There was a brief shining moment where it seemed like Apple might really have cracked the automotive industry–it wasn’t necessarily for the reasons you might think. Yes, the company tried hard for years to build its own car in a variety of ways, everything from designing the underlying automotive systems to building the whole thing from the ground up.
But it wasn’t Apple’s own ambitious car project (now by all accounts dead and buried) that saw it make inroads into the automobile sector. It was the relatively more modest addition of CarPlay.
Now, the question of where CarPlay is heading has become increasingly murky in the wake of Apple’s car project’s demise. The company announced a next-generation push that can use all of a car’s displays, with an interface tailored to each specific maker, but it’s been slow to garner adoption amongst its partners.
As CarPlay embarks upon its second decade, what might its future hold? Well, before pushing forward, it always helps to know where you’ve been.
In the rear view
Apple launched CarPlay in 2014 as the successor to its iPod Out feature, which was built into BMWs and Minis to let users easily connect their digital media player to their car via a 30-pin dock connector. At the time, the idea of CarPlay was novel: let the smartphone you carried with you handle the car interface instead of having to deal with the annoyances of Bluetooth pairing and often sub-par car interfaces.
By and large, it was a success. Support for CarPlay proliferated throughout the industry throughout the following decade, becoming a significant aspect of some consumers’ buying decisions. It became so prevalent that it almost became more notable when companies decided not to implement support. (I myself installed a new stereo unit in my 2012 car to get CarPlay, a decision which, despite some occasional glitches, I have never regretted.)

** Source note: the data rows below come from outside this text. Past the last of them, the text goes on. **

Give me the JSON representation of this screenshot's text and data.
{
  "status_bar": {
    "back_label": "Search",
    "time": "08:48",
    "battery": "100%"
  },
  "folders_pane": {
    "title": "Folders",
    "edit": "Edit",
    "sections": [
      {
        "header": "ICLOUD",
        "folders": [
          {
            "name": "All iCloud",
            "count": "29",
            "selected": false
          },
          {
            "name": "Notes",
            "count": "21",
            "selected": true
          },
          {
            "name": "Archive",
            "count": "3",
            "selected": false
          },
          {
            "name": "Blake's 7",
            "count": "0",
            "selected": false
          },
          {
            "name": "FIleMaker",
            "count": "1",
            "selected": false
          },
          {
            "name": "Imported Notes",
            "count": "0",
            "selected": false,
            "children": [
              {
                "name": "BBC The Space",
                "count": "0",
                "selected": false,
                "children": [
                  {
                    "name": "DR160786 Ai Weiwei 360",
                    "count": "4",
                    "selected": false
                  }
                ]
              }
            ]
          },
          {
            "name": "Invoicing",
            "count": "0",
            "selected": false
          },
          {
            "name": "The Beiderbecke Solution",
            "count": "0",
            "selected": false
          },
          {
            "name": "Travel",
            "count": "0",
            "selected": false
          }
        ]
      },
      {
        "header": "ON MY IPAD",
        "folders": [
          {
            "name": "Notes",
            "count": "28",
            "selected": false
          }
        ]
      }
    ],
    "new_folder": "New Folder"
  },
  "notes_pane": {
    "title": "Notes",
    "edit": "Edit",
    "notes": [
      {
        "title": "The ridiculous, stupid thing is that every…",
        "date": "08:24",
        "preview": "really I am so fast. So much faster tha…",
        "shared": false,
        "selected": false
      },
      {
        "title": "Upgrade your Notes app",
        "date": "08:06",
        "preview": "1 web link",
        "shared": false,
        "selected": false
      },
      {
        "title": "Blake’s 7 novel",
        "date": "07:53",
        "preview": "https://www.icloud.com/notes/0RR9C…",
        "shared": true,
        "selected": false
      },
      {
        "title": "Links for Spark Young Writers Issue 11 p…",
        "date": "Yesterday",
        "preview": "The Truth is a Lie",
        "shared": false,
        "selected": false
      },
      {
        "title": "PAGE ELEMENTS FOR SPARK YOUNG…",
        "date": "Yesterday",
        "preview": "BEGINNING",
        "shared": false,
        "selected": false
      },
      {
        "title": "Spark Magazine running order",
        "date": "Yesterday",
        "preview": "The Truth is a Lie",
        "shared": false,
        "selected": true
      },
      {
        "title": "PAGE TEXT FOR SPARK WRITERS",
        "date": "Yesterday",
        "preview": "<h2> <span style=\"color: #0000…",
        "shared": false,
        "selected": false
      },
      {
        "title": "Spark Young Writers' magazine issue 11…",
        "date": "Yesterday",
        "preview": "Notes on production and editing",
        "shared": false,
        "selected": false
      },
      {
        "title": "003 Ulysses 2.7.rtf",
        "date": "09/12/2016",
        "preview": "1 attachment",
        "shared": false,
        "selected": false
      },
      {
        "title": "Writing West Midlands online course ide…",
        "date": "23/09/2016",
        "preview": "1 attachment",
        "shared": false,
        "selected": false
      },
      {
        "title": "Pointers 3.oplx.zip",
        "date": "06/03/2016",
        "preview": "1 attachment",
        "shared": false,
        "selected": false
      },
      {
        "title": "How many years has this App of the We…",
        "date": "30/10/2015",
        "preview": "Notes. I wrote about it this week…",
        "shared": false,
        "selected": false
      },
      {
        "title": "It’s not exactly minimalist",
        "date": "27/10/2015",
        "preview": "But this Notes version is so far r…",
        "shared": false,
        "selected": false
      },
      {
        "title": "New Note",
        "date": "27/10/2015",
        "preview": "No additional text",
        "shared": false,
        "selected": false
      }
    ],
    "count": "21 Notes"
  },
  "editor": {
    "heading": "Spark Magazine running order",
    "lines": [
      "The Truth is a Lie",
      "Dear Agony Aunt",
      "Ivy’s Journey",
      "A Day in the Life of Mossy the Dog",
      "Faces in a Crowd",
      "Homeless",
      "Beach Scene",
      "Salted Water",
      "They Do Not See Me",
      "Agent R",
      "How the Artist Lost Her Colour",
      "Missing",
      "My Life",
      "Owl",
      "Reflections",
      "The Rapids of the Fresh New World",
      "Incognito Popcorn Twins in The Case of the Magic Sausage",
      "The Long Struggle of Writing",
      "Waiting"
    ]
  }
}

But even against this backdrop, CarPlay increasingly found itself squeezed by a variety of factors: automobile manufacturers who didn’t want to cede control to an outside force, internal Apple forces focusing on the nascent car project, and increased competition from Google, which not only debuted its own Android Auto feature a year after CarPlay, but also made a play for even deeper integration via Android Automotive a few years later. The future of the feature was far from assured.
En route
Let’s be clear: CarPlay is far from dead. It continues to get new features with every major update to iOS. This year, it gains a few new additions, including a handful of design tweaks, the sound recognition feature for horns, and new accessibility options, including color filters. All features which are nice to have, even if none rise to the level of significant changes.
BMW Group
Of course, all of this is happening simultaneously with Apple’s big push on the next generation of CarPlay. Apple first showed off this direction at WWDC 2022, and two years later, it still has yet to formally launch and seems to be a direction that has left most auto manufacturers reticent. (To date, implementations have only been shown off by car makers: Aston Martin and Porsche, both of which, it can perhaps most diplomatically be said, belong to a more…rarified level of car buyer. And in neither case has the integration shipped yet.)

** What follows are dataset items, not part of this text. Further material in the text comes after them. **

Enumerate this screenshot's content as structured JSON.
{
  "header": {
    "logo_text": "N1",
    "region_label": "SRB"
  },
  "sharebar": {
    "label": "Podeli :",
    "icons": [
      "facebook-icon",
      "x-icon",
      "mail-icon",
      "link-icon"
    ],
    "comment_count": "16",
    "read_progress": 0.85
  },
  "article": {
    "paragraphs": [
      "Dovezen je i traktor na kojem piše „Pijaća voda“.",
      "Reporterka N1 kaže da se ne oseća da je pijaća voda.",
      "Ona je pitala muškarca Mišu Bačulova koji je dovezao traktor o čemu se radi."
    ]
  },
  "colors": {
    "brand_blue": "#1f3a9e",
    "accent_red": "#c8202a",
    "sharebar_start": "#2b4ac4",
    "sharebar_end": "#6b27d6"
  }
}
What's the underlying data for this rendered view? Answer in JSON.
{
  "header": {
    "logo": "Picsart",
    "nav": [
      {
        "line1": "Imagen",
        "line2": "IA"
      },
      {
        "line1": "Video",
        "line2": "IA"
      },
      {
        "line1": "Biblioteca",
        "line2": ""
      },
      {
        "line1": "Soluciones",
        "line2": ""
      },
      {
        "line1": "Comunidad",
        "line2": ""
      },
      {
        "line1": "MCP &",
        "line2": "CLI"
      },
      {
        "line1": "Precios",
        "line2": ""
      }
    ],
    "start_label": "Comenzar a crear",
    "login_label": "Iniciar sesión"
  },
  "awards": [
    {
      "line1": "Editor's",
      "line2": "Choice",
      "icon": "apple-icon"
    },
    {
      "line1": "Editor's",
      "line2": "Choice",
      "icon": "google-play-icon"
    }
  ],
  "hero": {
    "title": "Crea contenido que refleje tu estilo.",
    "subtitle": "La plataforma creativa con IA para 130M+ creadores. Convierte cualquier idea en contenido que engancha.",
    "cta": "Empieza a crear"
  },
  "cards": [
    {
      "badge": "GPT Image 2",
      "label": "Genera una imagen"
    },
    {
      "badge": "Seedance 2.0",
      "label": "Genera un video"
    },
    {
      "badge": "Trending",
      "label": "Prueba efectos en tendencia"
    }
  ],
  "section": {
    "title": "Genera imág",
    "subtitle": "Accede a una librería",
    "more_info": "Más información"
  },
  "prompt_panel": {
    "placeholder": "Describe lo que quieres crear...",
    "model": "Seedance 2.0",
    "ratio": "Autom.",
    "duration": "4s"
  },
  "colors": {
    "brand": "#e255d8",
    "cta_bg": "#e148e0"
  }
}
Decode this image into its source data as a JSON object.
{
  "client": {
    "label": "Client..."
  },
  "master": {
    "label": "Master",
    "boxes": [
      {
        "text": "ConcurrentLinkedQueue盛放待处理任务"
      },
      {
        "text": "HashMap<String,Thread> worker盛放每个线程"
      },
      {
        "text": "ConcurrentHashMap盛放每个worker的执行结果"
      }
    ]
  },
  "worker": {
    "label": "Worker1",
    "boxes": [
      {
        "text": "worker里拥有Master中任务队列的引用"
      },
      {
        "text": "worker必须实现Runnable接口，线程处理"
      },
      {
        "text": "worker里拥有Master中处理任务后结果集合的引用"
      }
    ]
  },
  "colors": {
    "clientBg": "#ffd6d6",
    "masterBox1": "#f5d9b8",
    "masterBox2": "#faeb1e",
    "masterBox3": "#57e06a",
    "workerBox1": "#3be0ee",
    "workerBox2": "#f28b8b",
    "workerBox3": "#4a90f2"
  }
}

That said, CarPlay remains extremely popular and a significant buying factor for many looking to purchase a new automobile: up to 35 percent of new car buyers, according to a recent survey. That number, though, is lower than previously touted, no doubt in part because many car manufacturers—especially in the EV market—have improved their own first-party offerings.
Down the road
So where does this leave CarPlay? It’s ended up in a holding pattern: It’s good enough for most of what it does, but with the potential of next-generation CarPlay waiting in the wings, it’s understandable that the current version isn’t really being pushed forward.
But at the same time, next-generation CarPlay has found itself stymied by car makers unwilling to give up the level of control that Apple wants. And Apple isn’t necessarily helping: the company has long had a reputation of thinking that it knows best when it comes to technology and interfaces–which may be true but doesn’t exactly endear it to potential partners.

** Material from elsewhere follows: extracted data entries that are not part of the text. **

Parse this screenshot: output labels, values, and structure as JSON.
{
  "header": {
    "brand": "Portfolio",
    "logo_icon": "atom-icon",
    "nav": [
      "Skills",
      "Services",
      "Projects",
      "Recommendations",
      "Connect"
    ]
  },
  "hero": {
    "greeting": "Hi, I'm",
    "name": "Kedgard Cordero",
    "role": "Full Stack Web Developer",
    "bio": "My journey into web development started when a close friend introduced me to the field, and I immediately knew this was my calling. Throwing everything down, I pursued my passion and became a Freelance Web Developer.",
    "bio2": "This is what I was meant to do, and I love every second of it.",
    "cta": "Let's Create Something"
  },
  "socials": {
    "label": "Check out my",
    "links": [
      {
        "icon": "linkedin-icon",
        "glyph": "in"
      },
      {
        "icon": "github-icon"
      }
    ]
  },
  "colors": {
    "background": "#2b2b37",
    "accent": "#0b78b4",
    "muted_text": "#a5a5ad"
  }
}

Next-gen CarPlay will take Apple’s auto integration to new heights, but it hasn’t launched in any cars yet.
Apple
Android Automotive also presents a big challenge to Apple. While the Cupertino-based company was spinning its wheels on its car project, Google created a low-level car operating system that was customizable by its partners without imposing its own design dogma–the same thing that has led Android to its success in the smartphone industry. Lots of manufacturers, including some prominent Apple partners like BMW and Porsche, have announced plans to release cars with OSes based on Android Automotive.
In the end, next-generation CarPlay could prove to be too little too late for Apple. It may be both too far-reaching and not customizable enough for automakers. Apple’s inclination to control the widget, software, and hardware, may here be its undoing.
But there are other factors at play, including within Apple–for example, money. CarPlay does not seem to be a revenue generator for the company; rather, it’s a pure ecosystem play designed to retain iPhone users. Meanwhile, prominent automakers like Rivian and Tesla, who have eschewed CarPlay support, have welcomed the addition of Apple Music to their platforms, a move that could, in turn, drive new subscribers, and with them all-important services revenue.
I don’t think all of this necessarily spells the end of CarPlay, but it could easily be a place where Apple is loath to spend a lot of time and money developing the feature without a quantifiable upside. And between that and the end of Apple’s own car ambitions, such a slowdown could end up de facto ceding the car market to Android.